犯罪被害者の法哲学

犯罪被害・刑罰・裁判員制度・いじめ・過労死などの問題について、法哲学(主に哲学)の視点から、考えたことを書いて参ります。

光市母子殺害事件の21人の弁護団

2007-06-27 17:37:40 | 実存・心理・宗教
光市母子殺害事件の差し戻し審において、元少年が母親と女児への殺意を否認し、例によって物議をかもしている。ここで、被告人が自分を弁護するのは憲法上の権利であって、元少年を批判をするのは近代刑事裁判の原理を理解していないといった議論に乗ってしまえば、事態は一歩も動かなくなる。

被告人の人権を救済するために国家権力と戦うというスタンスは、間違いなく革新的・左翼的である。それとの関係で、犯罪被害者保護は保守的・右翼的な活動と見られることもある。しかしながら、犯罪被害者の苦しみは、それ自体右でも左でもない。保守も革新も、それぞれこの世には絶対的な真理が存在するという政治的な争いであるが、犯罪被害者の苦しみはそのような政治的な争いではない。

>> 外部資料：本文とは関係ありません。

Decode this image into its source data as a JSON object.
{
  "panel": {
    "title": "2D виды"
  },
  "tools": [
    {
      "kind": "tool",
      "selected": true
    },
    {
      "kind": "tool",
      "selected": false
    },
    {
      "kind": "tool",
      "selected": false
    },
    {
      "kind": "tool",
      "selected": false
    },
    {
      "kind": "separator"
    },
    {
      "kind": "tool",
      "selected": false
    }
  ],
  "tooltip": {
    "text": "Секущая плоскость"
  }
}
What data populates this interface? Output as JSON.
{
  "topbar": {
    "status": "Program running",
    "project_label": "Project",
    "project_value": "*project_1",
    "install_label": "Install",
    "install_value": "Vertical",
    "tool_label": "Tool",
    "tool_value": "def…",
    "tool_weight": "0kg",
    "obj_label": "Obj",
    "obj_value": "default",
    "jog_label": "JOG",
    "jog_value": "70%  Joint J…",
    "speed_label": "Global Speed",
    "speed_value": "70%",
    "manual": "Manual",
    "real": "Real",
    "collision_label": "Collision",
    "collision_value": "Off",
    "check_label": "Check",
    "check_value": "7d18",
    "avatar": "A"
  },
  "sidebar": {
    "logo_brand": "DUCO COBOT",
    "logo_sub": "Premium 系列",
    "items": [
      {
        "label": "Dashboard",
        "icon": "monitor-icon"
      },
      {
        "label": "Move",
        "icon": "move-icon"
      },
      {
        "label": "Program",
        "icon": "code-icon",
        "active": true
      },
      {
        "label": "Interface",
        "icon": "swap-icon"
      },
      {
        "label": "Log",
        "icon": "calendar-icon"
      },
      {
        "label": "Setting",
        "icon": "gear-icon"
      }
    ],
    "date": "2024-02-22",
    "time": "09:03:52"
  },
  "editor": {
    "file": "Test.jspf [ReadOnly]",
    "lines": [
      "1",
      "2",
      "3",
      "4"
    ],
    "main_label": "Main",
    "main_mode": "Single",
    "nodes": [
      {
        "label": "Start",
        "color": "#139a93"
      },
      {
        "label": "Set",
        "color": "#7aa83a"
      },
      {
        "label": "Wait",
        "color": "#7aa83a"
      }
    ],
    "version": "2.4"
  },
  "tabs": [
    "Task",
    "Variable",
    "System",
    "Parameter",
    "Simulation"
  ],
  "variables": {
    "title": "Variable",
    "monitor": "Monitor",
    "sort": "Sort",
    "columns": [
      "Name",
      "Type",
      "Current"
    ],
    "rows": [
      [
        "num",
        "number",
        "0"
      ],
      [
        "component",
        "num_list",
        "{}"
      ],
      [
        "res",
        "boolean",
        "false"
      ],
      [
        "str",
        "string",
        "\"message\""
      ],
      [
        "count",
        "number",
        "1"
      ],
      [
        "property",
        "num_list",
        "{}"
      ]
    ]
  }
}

ニーチェ哲学の視点を応用してみれば、事態は次のように見えてくる。日本の刑事裁判は、これまで啓蒙思想に基づく近代刑法の原則に忠実に従ってきた。キリスト教の自然法、天賦人権論の流れは、この世には絶対的な真理が存在するという原理主義を引き継いできた。宗教の力が衰えた後は、人権そのものが絶対的な真理となった。これは政治的であり、革新的・左翼的である。ここでは、人権の存在に疑問を持つこと、異議を唱えることはタブーとなる。かくして戦後50年、被害者からの素朴な疑問は、大上段の原義原則で政治的に抑えられてきた。

犯罪被害者の声は、自らの苦しい経験を通じて、自分の頭で考えた末の生きた思想である。国民が被害者の苦しみに共感することも同様である。これは、哲学というものの基本的なあり方と一致する。哲学とは、自分の人生そのものの悩みや苦しみを全身で受け止めて考え抜き、それを絞り出して言語化する作業である。それは政治的な主義主張ではない。しかし、物事を政治的に捉える法曹界は、犯罪被害者の声も政治的な文脈でしか受け止められない。法曹界からは、犯罪被害者の声やそれを後押しする世論は「感情的」であって、「学問的に見るべきところはない」と位置づけられてきた。

しかし、このような哲学的な指摘が政治のパラダイムで上手く処理できるわけがない。市民の人権を救済するために国家権力と戦っているはずの弁護士が、あろうことか市民の1人である被害者を苦しめるという自己矛盾を犯しているからである。人権派弁護士が厳罰化や被害者の裁判参加に反対するためには、被害者保護の動きを保守的・右翼的な活動と位置づけるしかない。しかしながら、右でも左でもない犯罪被害者の声にレッテルを貼っても、問題を無意味に複雑にするだけである。その意味では、元少年の21人の大弁護団の意見は、真面目に聞けば聞くほど、哲学的な真実から遠ざかる。